Of the many threads running through In the Heart of the Country, I want to analyze what I have found as the “And Next?” dilemma. The narrator says on page 21 (that is, in section 42), “Would that all my life were like that, question and answer, word and echo, instead of the torment of And next? And next?” She wants a word and an echo, a cause and effect, a beginning and an end. Indeed, she wants anything to pull her out of her pointless present.
I am no mathematician, but I see this as a Cartesian dilemma: the narrator’s life lacks the necessary balance of two cooperating planes, time and choice. As I see it, ideally a person’s life can be structured neatly as follows: infinite time running along the x-axis, infinite individual choice along the y-axis; life beginning at point (0,0), following a course staked across sundry points on quadrants I and IV, and finally reaching a definite endpoint somewhere six feet below ground. An echo heard is a small point on the graph left by a word spoken. Cause and effect exists because these two planes cooperate.
For our narrator, however, these two planes never do meet; that is to say, time passes with no regard to her decisions, and she sees no need to make decisions with regard to time. On one hand, she has no hope for the future: she will never redeem her lost youth, she will never have children, her father will never love her, and no one will ever care. But on the other hand, this gives her enormous personal freedom, basically allowing her to do whatever she wants, whether that be murdering her parents with an axe (hypothetically, thank goodness) or changing her physical appearance. She fashions these together in a meaningless philosophy: because "life will continue to be a line trickling from nowhere to nowhere, without beginning or end" (96) a person ought never to be "more than whim" (115). Essentially, nothing will change, so nothing matters; therefore, let's all do crazy stuff and see what happens.
Of course, this doesn't work out so well for her. She finds herself trapped within the indefinite bounds of a "black hole" (85), or "a yawning middle without end” (89), thus denied any form of definition. She knows instead only an asymptotic existence in which she “can expand to infinity…[or] shrivel to the size of an ant” (Section 96).

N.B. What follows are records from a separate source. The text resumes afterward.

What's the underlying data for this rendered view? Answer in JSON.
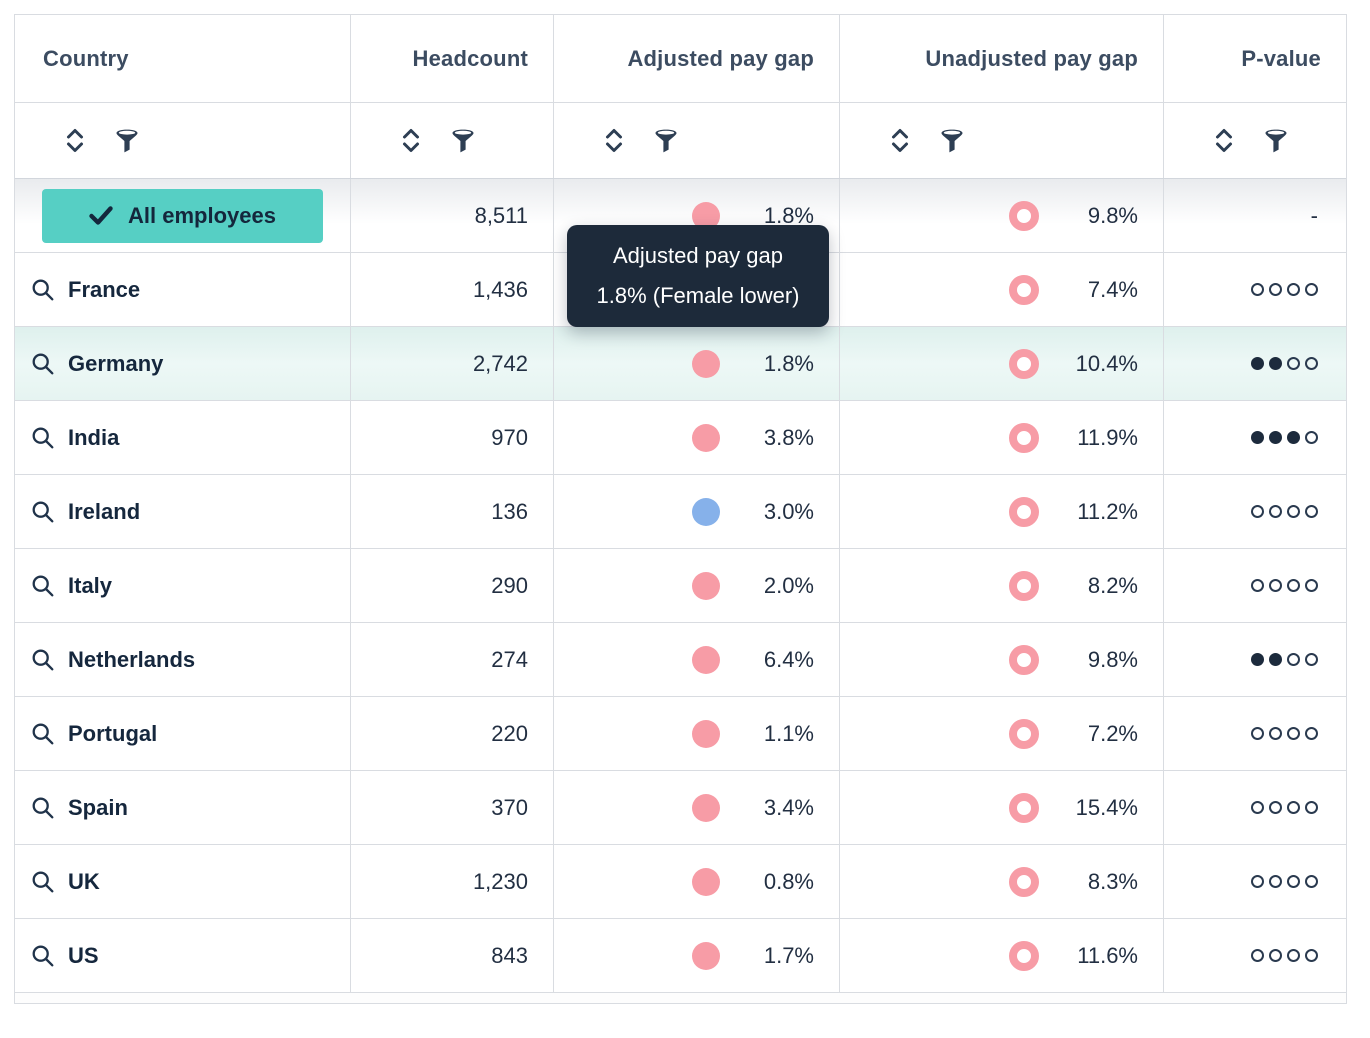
{
  "table": {
    "columns": [
      {
        "id": "country",
        "label": "Country"
      },
      {
        "id": "headcount",
        "label": "Headcount"
      },
      {
        "id": "adjusted",
        "label": "Adjusted pay gap"
      },
      {
        "id": "unadjusted",
        "label": "Unadjusted pay gap"
      },
      {
        "id": "pvalue",
        "label": "P-value"
      }
    ],
    "pvalue_dot_total": 4,
    "rows": [
      {
        "country": "All employees",
        "row_type": "all",
        "selected": true,
        "headcount": "8,511",
        "adjusted": "1.8%",
        "adjusted_dot": "pink",
        "unadjusted": "9.8%",
        "unadjusted_ring": "pink",
        "pvalue_text": "-",
        "pvalue_dots": null
      },
      {
        "country": "France",
        "row_type": "country",
        "headcount": "1,436",
        "adjusted": null,
        "adjusted_dot": null,
        "unadjusted": "7.4%",
        "unadjusted_ring": "pink",
        "pvalue_text": null,
        "pvalue_dots": 0
      },
      {
        "country": "Germany",
        "row_type": "country",
        "highlighted": true,
        "headcount": "2,742",
        "adjusted": "1.8%",
        "adjusted_dot": "pink",
        "unadjusted": "10.4%",
        "unadjusted_ring": "pink",
        "pvalue_text": null,
        "pvalue_dots": 2
      },
      {
        "country": "India",
        "row_type": "country",
        "headcount": "970",
        "adjusted": "3.8%",
        "adjusted_dot": "pink",
        "unadjusted": "11.9%",
        "unadjusted_ring": "pink",
        "pvalue_text": null,
        "pvalue_dots": 3
      },
      {
        "country": "Ireland",
        "row_type": "country",
        "headcount": "136",
        "adjusted": "3.0%",
        "adjusted_dot": "blue",
        "unadjusted": "11.2%",
        "unadjusted_ring": "pink",
        "pvalue_text": null,
        "pvalue_dots": 0
      },
      {
        "country": "Italy",
        "row_type": "country",
        "headcount": "290",
        "adjusted": "2.0%",
        "adjusted_dot": "pink",
        "unadjusted": "8.2%",
        "unadjusted_ring": "pink",
        "pvalue_text": null,
        "pvalue_dots": 0
      },
      {
        "country": "Netherlands",
        "row_type": "country",
        "headcount": "274",
        "adjusted": "6.4%",
        "adjusted_dot": "pink",
        "unadjusted": "9.8%",
        "unadjusted_ring": "pink",
        "pvalue_text": null,
        "pvalue_dots": 2
      },
      {
        "country": "Portugal",
        "row_type": "country",
        "headcount": "220",
        "adjusted": "1.1%",
        "adjusted_dot": "pink",
        "unadjusted": "7.2%",
        "unadjusted_ring": "pink",
        "pvalue_text": null,
        "pvalue_dots": 0
      },
      {
        "country": "Spain",
        "row_type": "country",
        "headcount": "370",
        "adjusted": "3.4%",
        "adjusted_dot": "pink",
        "unadjusted": "15.4%",
        "unadjusted_ring": "pink",
        "pvalue_text": null,
        "pvalue_dots": 0
      },
      {
        "country": "UK",
        "row_type": "country",
        "headcount": "1,230",
        "adjusted": "0.8%",
        "adjusted_dot": "pink",
        "unadjusted": "8.3%",
        "unadjusted_ring": "pink",
        "pvalue_text": null,
        "pvalue_dots": 0
      },
      {
        "country": "US",
        "row_type": "country",
        "headcount": "843",
        "adjusted": "1.7%",
        "adjusted_dot": "pink",
        "unadjusted": "11.6%",
        "unadjusted_ring": "pink",
        "pvalue_text": null,
        "pvalue_dots": 0
      }
    ]
  },
  "tooltip": {
    "line1": "Adjusted pay gap",
    "line2": "1.8% (Female lower)"
  },
  "icons": {
    "sort": "sort-icon",
    "filter": "filter-funnel-icon",
    "search": "search-icon",
    "check": "check-icon"
  },
  "colors": {
    "accent_teal": "#56cfc4",
    "highlight_row": "#e6f4f1",
    "dot_pink": "#f79ca6",
    "dot_blue": "#86b1ea",
    "tooltip_bg": "#1d2a3a",
    "text_dark": "#222f42",
    "header_text": "#3c4c61",
    "border": "#d9dce1"
  }
}
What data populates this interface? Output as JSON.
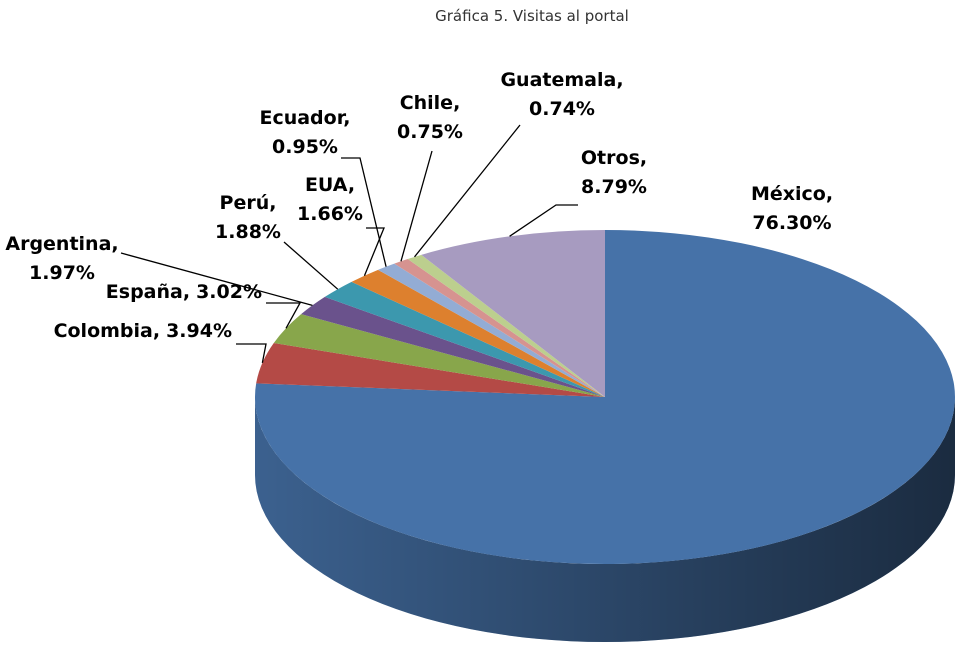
{
  "chart_data": {
    "type": "pie3d",
    "title": "Gráfica 5.  Visitas al portal",
    "categories": [
      "México,",
      "Colombia,",
      "España,",
      "Argentina,",
      "Perú,",
      "EUA,",
      "Ecuador,",
      "Chile,",
      "Guatemala,",
      "Otros,"
    ],
    "values": [
      76.3,
      3.94,
      3.02,
      1.97,
      1.88,
      1.66,
      0.95,
      0.75,
      0.74,
      8.79
    ],
    "value_labels": [
      "76.30%",
      "3.94%",
      "3.02%",
      "1.97%",
      "1.88%",
      "1.66%",
      "0.95%",
      "0.75%",
      "0.74%",
      "8.79%"
    ],
    "colors": [
      "#4672a8",
      "#b44a46",
      "#88a64b",
      "#6a528c",
      "#3c98ae",
      "#dd802e",
      "#93acd4",
      "#d69390",
      "#bccf8e",
      "#a79bc0"
    ]
  }
}
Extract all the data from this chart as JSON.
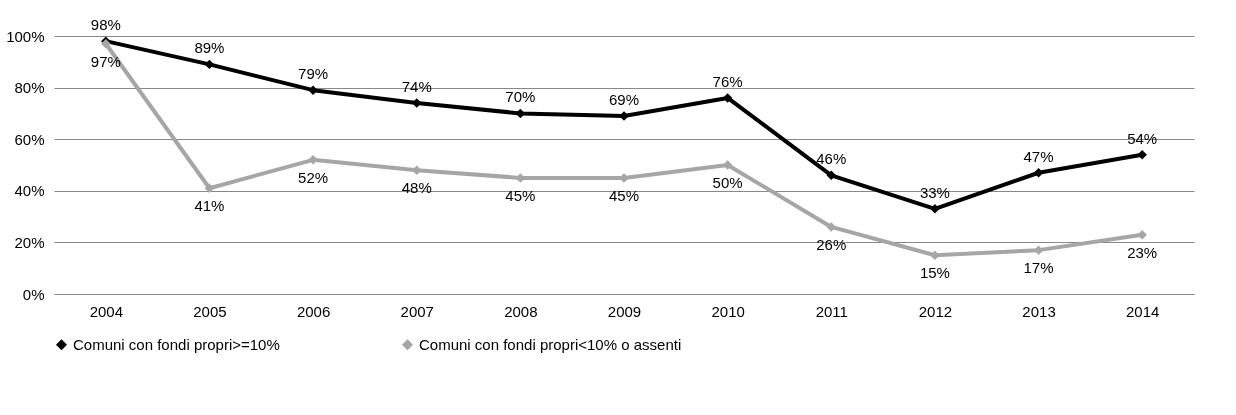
{
  "chart_data": {
    "type": "line",
    "categories": [
      "2004",
      "2005",
      "2006",
      "2007",
      "2008",
      "2009",
      "2010",
      "2011",
      "2012",
      "2013",
      "2014"
    ],
    "series": [
      {
        "name": "Comuni con fondi propri>=10%",
        "color": "#000000",
        "values": [
          98,
          89,
          79,
          74,
          70,
          69,
          76,
          46,
          33,
          47,
          54
        ],
        "value_labels": [
          "98%",
          "89%",
          "79%",
          "74%",
          "70%",
          "69%",
          "76%",
          "46%",
          "33%",
          "47%",
          "54%"
        ]
      },
      {
        "name": "Comuni con fondi propri<10% o assenti",
        "color": "#a6a6a6",
        "values": [
          97,
          41,
          52,
          48,
          45,
          45,
          50,
          26,
          15,
          17,
          23
        ],
        "value_labels": [
          "97%",
          "41%",
          "52%",
          "48%",
          "45%",
          "45%",
          "50%",
          "26%",
          "15%",
          "17%",
          "23%"
        ]
      }
    ],
    "ylim": [
      0,
      100
    ],
    "yticks": [
      {
        "value": 0,
        "label": "0%"
      },
      {
        "value": 20,
        "label": "20%"
      },
      {
        "value": 40,
        "label": "40%"
      },
      {
        "value": 60,
        "label": "60%"
      },
      {
        "value": 80,
        "label": "80%"
      },
      {
        "value": 100,
        "label": "100%"
      }
    ],
    "grid": "y",
    "legend": "bottom",
    "marker": "diamond",
    "line_style": "solid"
  }
}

This novel is many things, but it is at least an exploration of this kind of unbounded, pointless existence. The narrator neither knows her past nor wishes to accept the pointless “And next?” future that lies ahead of her. She yearns for definition and meaning, for anything that might take her off a pointlessly winding path and give her direction. This seems clear, both textually and mathematically. The next task, then, is to determine the causes of why she was lead down that path in the first place. (See close-reading assignment.)

1 comment:

  1. Until reading your blog, I never understood just how important the numbers were to Coetzee and the story. And after reading Wittenberg's article "The Taint of the Censor," their importance became more clear when I read his reaction to the numbers being removed due to censorship. "The omission of the section numbers is a serious mistake and must be corrected. I don;t know who took it upon himself to order their omission, but I was not consulted and would certainly not have authorized it...The numbers must be restored--there can be no argument about this." In addition to the argument you make of the numbers importance to Magda's "and next" view of her life, the numbers also "enable a certain sharpness of transition, or lack of smooth transition", which was very important to Coetzee.